The family chose to keep their home in St. Petersburg and rent it out, while also buying in Asheville. The somewhat higher cost of living was a bit of a shock, Kuhn said, but so far they’re happy with the move. Kuhn does worry about some of the same changes that he saw in St. Petersburg happening there. “I was a big fan of the 600 block, the Local 662, Fubar,” he said referring to St. Petersburg’s shuttered live music venues. “The same gentrification that happened there could happen here.”
Harrison Aquino, 29, Buffalo via Pensacola
Aquino, an accountant, and his wife, a law student, decided it was time to look outside of Florida after having their first son.
“The poor school systems in Florida were, for us, a huge thing,” he said. “If you track the schools in New York, even in Buffalo, they’re ranked near the top every year.” Another big factor, which may come as a surprise, is the weather. “Yes, it’s freezing, but we don’t have hurricanes or really any natural disasters here. ... We had a hurricane, with a newborn baby, and lost power for like a week.”

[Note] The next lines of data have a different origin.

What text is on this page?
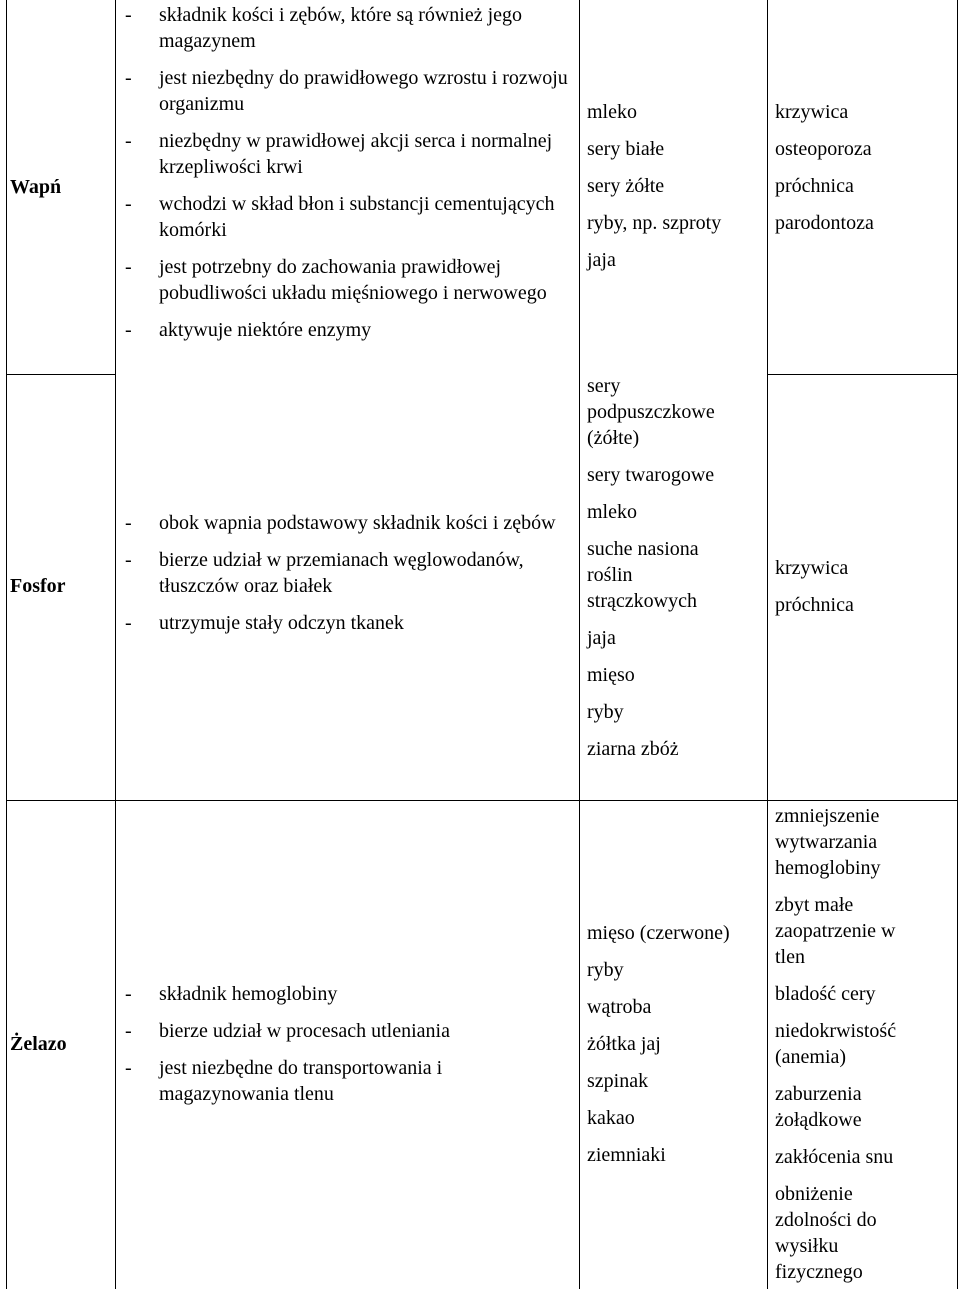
Wapń
- składnik kości i zębów, które są również jego magazynem
- jest niezbędny do prawidłowego wzrostu i rozwoju organizmu
- niezbędny w prawidłowej akcji serca i normalnej krzepliwości krwi
- wchodzi w skład błon i substancji cementujących komórki
- jest potrzebny do zachowania prawidłowej pobudliwości układu mięśniowego i nerwowego
- aktywuje niektóre enzymy
mleko
sery białe
sery żółte
ryby, np. szproty
jaja
krzywica
osteoporoza
próchnica
parodontoza
Fosfor
- obok wapnia podstawowy składnik kości i zębów
- bierze udział w przemianach węglowodanów, tłuszczów oraz białek
- utrzymuje stały odczyn tkanek
sery podpuszczkowe (żółte)
sery twarogowe
mleko
suche nasiona roślin strączkowych
jaja
mięso
ryby
ziarna zbóż
krzywica
próchnica
Żelazo
- składnik hemoglobiny
- bierze udział w procesach utleniania
- jest niezbędne do transportowania i magazynowania tlenu
mięso (czerwone)
ryby
wątroba
żółtka jaj
szpinak
kakao
ziemniaki
zmniejszenie wytwarzania hemoglobiny
zbyt małe zaopatrzenie w tlen
bladość cery
niedokrwistość (anemia)
zaburzenia żołądkowe
zakłócenia snu
obniżenie zdolności do wysiłku fizycznego
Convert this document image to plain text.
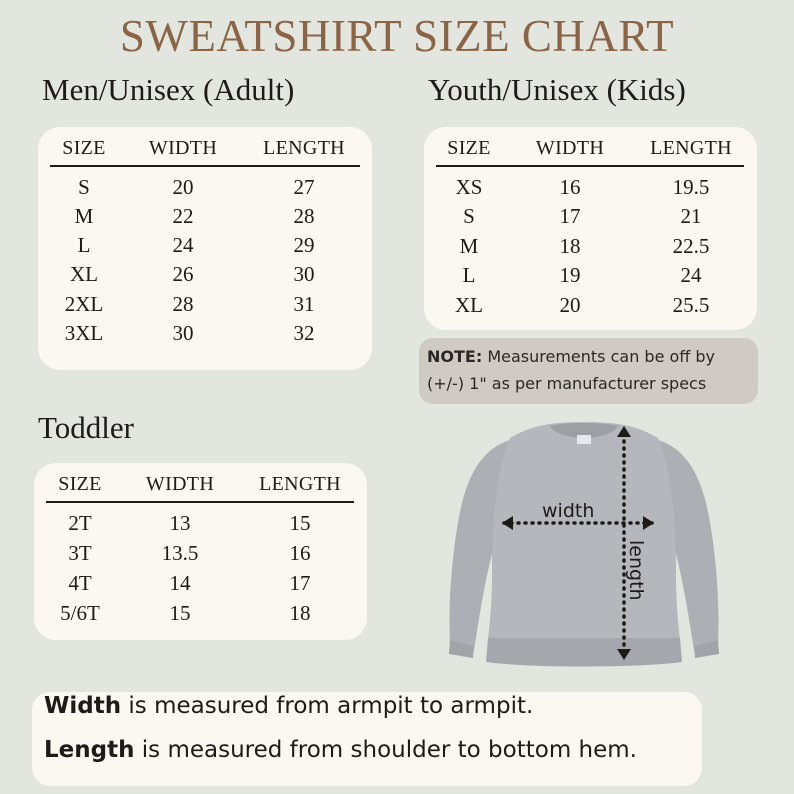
SWEATSHIRT SIZE CHART
Men/Unisex (Adult)
SIZE	WIDTH	LENGTH
S	20	27
M	22	28
L	24	29
XL	26	30
2XL	28	31
3XL	30	32
Youth/Unisex (Kids)
SIZE	WIDTH	LENGTH
XS	16	19.5
S	17	21
M	18	22.5
L	19	24
XL	20	25.5
NOTE: Measurements can be off by
(+/-) 1" as per manufacturer specs
Toddler
SIZE	WIDTH	LENGTH
2T	13	15
3T	13.5	16
4T	14	17
5/6T	15	18
width
length
Width is measured from armpit to armpit.
Length is measured from shoulder to bottom hem.
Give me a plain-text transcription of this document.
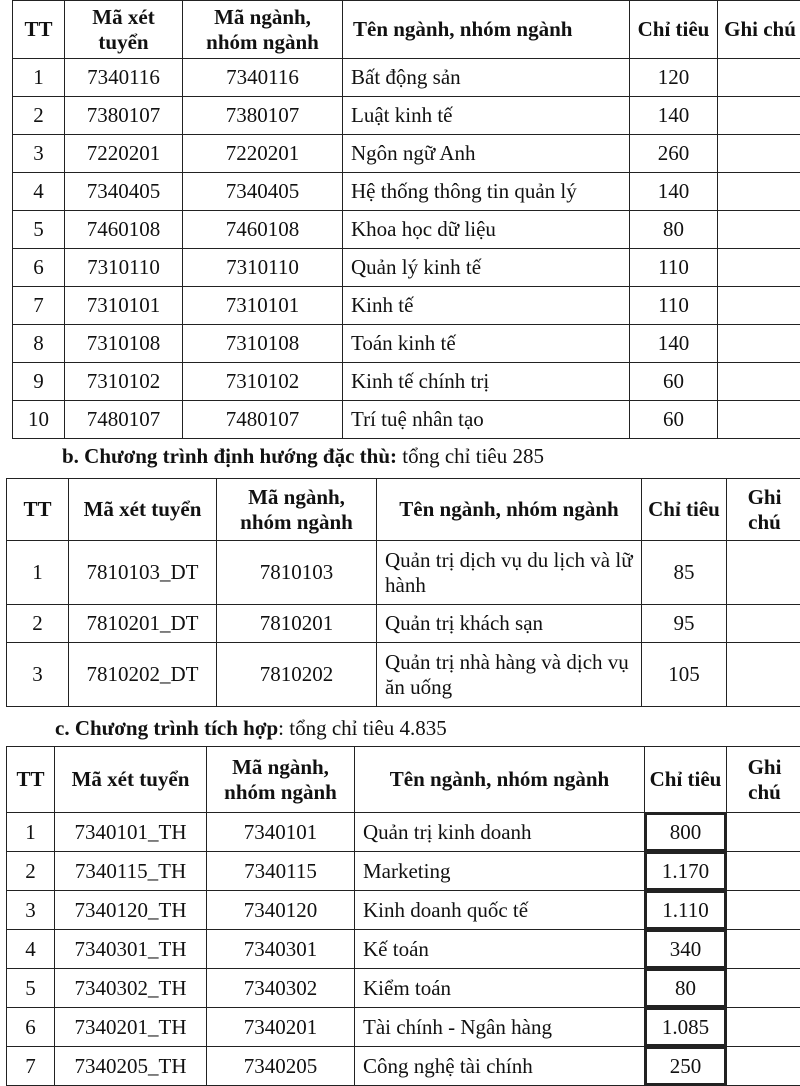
TT	Mã xét tuyển	Mã ngành, nhóm ngành	Tên ngành, nhóm ngành	Chỉ tiêu	Ghi chú
1	7340116	7340116	Bất động sản	120	
2	7380107	7380107	Luật kinh tế	140	
3	7220201	7220201	Ngôn ngữ Anh	260	
4	7340405	7340405	Hệ thống thông tin quản lý	140	
5	7460108	7460108	Khoa học dữ liệu	80	
6	7310110	7310110	Quản lý kinh tế	110	
7	7310101	7310101	Kinh tế	110	
8	7310108	7310108	Toán kinh tế	140	
9	7310102	7310102	Kinh tế chính trị	60	
10	7480107	7480107	Trí tuệ nhân tạo	60	
b. Chương trình định hướng đặc thù: tổng chỉ tiêu 285
TT	Mã xét tuyển	Mã ngành, nhóm ngành	Tên ngành, nhóm ngành	Chỉ tiêu	Ghi chú
1	7810103_DT	7810103	Quản trị dịch vụ du lịch và lữ hành	85	
2	7810201_DT	7810201	Quản trị khách sạn	95	
3	7810202_DT	7810202	Quản trị nhà hàng và dịch vụ ăn uống	105	
c. Chương trình tích hợp: tổng chỉ tiêu 4.835
TT	Mã xét tuyển	Mã ngành, nhóm ngành	Tên ngành, nhóm ngành	Chỉ tiêu	Ghi chú
1	7340101_TH	7340101	Quản trị kinh doanh	800	

2	7340115_TH	7340115	Marketing	1.170	

3	7340120_TH	7340120	Kinh doanh quốc tế	1.110	

4	7340301_TH	7340301	Kế toán	340	

5	7340302_TH	7340302	Kiểm toán	80	

6	7340201_TH	7340201	Tài chính - Ngân hàng	1.085	

7	7340205_TH	7340205	Công nghệ tài chính	250	
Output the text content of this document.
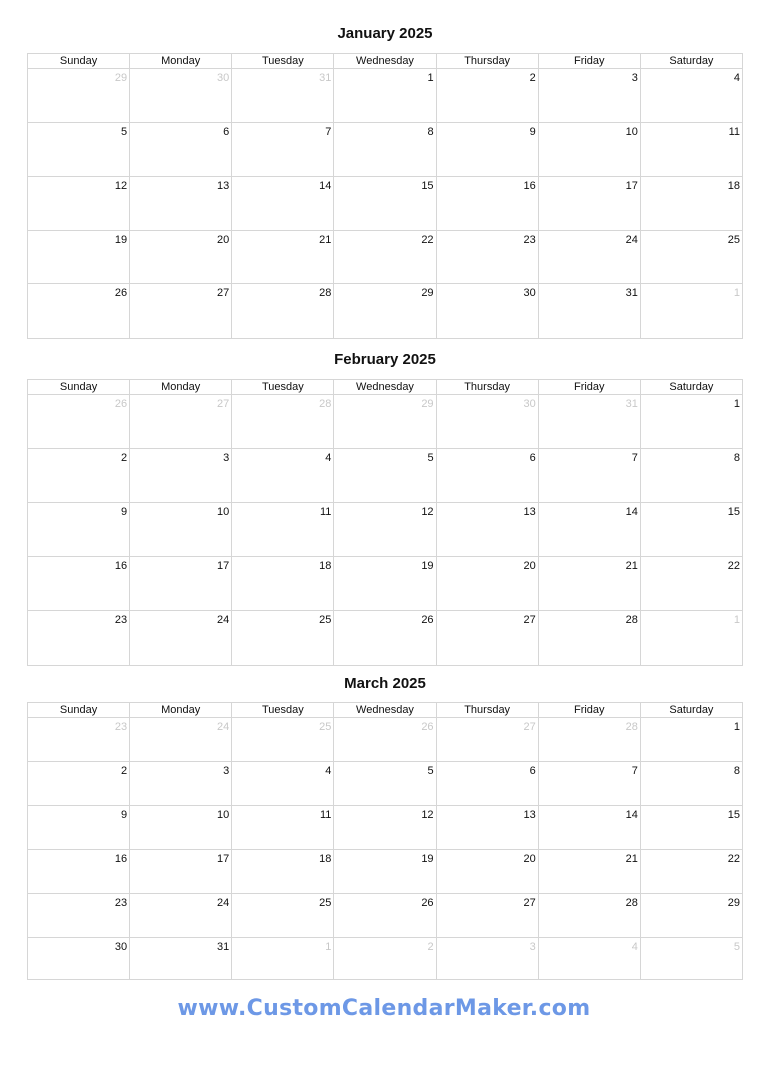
January 2025
Sunday	Monday	Tuesday	Wednesday	Thursday	Friday	Saturday

29	30	31	1	2	3	4

5	6	7	8	9	10	11

12	13	14	15	16	17	18

19	20	21	22	23	24	25

26	27	28	29	30	31	1
February 2025
Sunday	Monday	Tuesday	Wednesday	Thursday	Friday	Saturday

26	27	28	29	30	31	1

2	3	4	5	6	7	8

9	10	11	12	13	14	15

16	17	18	19	20	21	22

23	24	25	26	27	28	1
March 2025
Sunday	Monday	Tuesday	Wednesday	Thursday	Friday	Saturday

23	24	25	26	27	28	1

2	3	4	5	6	7	8

9	10	11	12	13	14	15

16	17	18	19	20	21	22

23	24	25	26	27	28	29

30	31	1	2	3	4	5
www.CustomCalendarMaker.com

After getting priced out of their preferred neighborhoods in West Palm Beach, Tampa Bay and Pensacola, Aquino started considering Buffalo, where he had lived for a while in high school.
“Even in the best neighborhoods (in Buffalo), you can afford a house almost anywhere if you’re a married couple with a decent middle-class income,” he said. “I was making like $65,000 when we moved here and was able to buy a two-unit house for $250,000.” The second unit now has tenants and generates rental income. Aquino also found a new, higher-paying job, in software consulting.
“I like Florida,” Aquino said, “but it just didn’t make sense to stay. Maybe someday we’ll be back as snowbirds.”